Opis
Ostatni rozdział epickiej adaptacji Marvela arcydzieła horroru spod pióra Stephena Kinga. Pył po ostatnim bastionie Flagga w Las Vegas zaczął opadać, jednakże czyjeś życie wciąż wisi na włosku… Nowonarodzone dziecko Frannie, wielka nadzieja Wolnej Strefy Boulder, jest zarażone super grypą, a Frannie, czy ktokolwiek inny, nic nie może zrobić, oprócz oczekiwania, modlitwy i posiadania nadziei. Uwierzcie nam Prawdziwi Wyznawcy, na końcu tej uznanej przez krytyków i czytelników serii nikt nie pozostanie z suchymi oczyma.
|
I oto nadszedł ten dzień. Moment, w którym przewróciłem ostatnią stronę ostatniego zeszytu komiksu 'Bastion’. Po trzech i pół roku przyszedł czas pożegnania z bohaterami najobszerniejszej, najdłuższej i dla mnie osobiście, najciekawszej historii Stephena Kinga. Jej komiksowa adaptacja to fantastyczna przygoda, która pozwoliła na nowo i dużo głębiej zżyć się z grupką ocalałych, którzy przetrwali atak Kapitana Tripsa. Zobaczmy jednak co przedstawia ten #31 numer…
Stu i Tom podczas śnieżycy docierają wreszcie do Boulder, gdzie toczy się walka o życie nowonarodzonego dziecka Frannie. Funkcjonowanie miasta coraz bardziej przypomina to z czasów przed pomorem. Kolejni mieszkańcy zaczynają myśleć o osiedleniu się gdzieś indziej. Także Fran i Stu postanawiają wyruszyć do Maine i rozpocząć życie na nowo. Tymczasem, gdzieś zupełnie w innej części świata, na egzotycznej wyspie pojawia się człowiek. Ma długie, kruczoczarne włosy i przerażający uśmiech. Z gąszczu drzew wychodzą plemienni mieszkańcy tego miejsca i padają u stóp przybysza oddając mu cześć i stając się jego poddanymi.
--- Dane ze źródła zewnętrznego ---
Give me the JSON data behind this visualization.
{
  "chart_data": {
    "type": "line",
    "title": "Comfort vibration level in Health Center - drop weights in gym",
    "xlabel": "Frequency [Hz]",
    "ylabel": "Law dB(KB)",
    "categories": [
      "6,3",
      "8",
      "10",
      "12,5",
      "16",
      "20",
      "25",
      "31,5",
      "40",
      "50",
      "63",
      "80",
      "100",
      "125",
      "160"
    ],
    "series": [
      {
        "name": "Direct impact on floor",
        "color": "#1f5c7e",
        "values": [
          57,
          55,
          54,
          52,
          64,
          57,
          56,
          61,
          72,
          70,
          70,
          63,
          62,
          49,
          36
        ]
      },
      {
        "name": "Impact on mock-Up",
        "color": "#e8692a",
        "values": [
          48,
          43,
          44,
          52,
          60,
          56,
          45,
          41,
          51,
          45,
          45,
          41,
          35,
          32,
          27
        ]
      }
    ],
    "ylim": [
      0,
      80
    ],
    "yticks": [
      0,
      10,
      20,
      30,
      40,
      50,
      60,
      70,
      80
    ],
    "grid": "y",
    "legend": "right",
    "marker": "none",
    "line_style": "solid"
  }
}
Russell Faraday rozpoczyna swoją nową misję…
Ten zeszyt wydaje się dość krótki, czyta się go w ekspresowym tempie. Całości towarzyszy to smutne poczucie końca, przez co lektura nie była dla mnie szczególnie przyjemna. Naprawdę ciężko rozstać mi się z tym światem. Uczucie to potęguje kilka fragmentów, na przykład piknik w Boulder, na którym Stu widzi „duchy” wszystkich swoich bliskich, którzy nie dotrwali do tego momentu historii, czy pobyt w Hemingford Home, dawnym domu Matki Abigail, w którym Stu z Frannie i dzieckiem zatrzymują się podczas podróży do swojego nowego miejsca na ziemi. Zakończenie natomiast jest absolutnie kapitalne. Randall Flagg wychodzący z oceanu na jakimś afrykańskim, dzikim lądzie gdzie z miejsca podporządkowuje sobie tubylców robi ogromne wrażenie. Ostatnia strona komiksu wręcz mnie zachwyciła!
Znakomite są także dodatki. Aż 8 stron poświęcono wypowiedziom i wspominkom różnych osób związanych z komiksem. Świetnie się to czyta, mamy taki wstęp do kuchni tego projektu. Jedyną wadą jest to, że nie napisano kim są osoby, których wypowiedzi czytamy, i tak jak rysowników, kolorystkę, scenarzystę czy szefa z Marvela znam doskonale tak inne postacie są dla mnie zagadką.
Cóż, czas się żegnać. Na koniec mogę powiedzieć tylko jedno. 'The Stand’ to fantastyczny komiks, z którym każdy fan Stephena Kinga powinien się zaznajomić i przeżyć tę kapitalną przygodę. Zarówno Stephen King jak i Roberto Aguirre-Sacasa, Mike Perkins i Laura Martin stworzyli dla nas wspaniałą rzecz, nie można jej przegapić!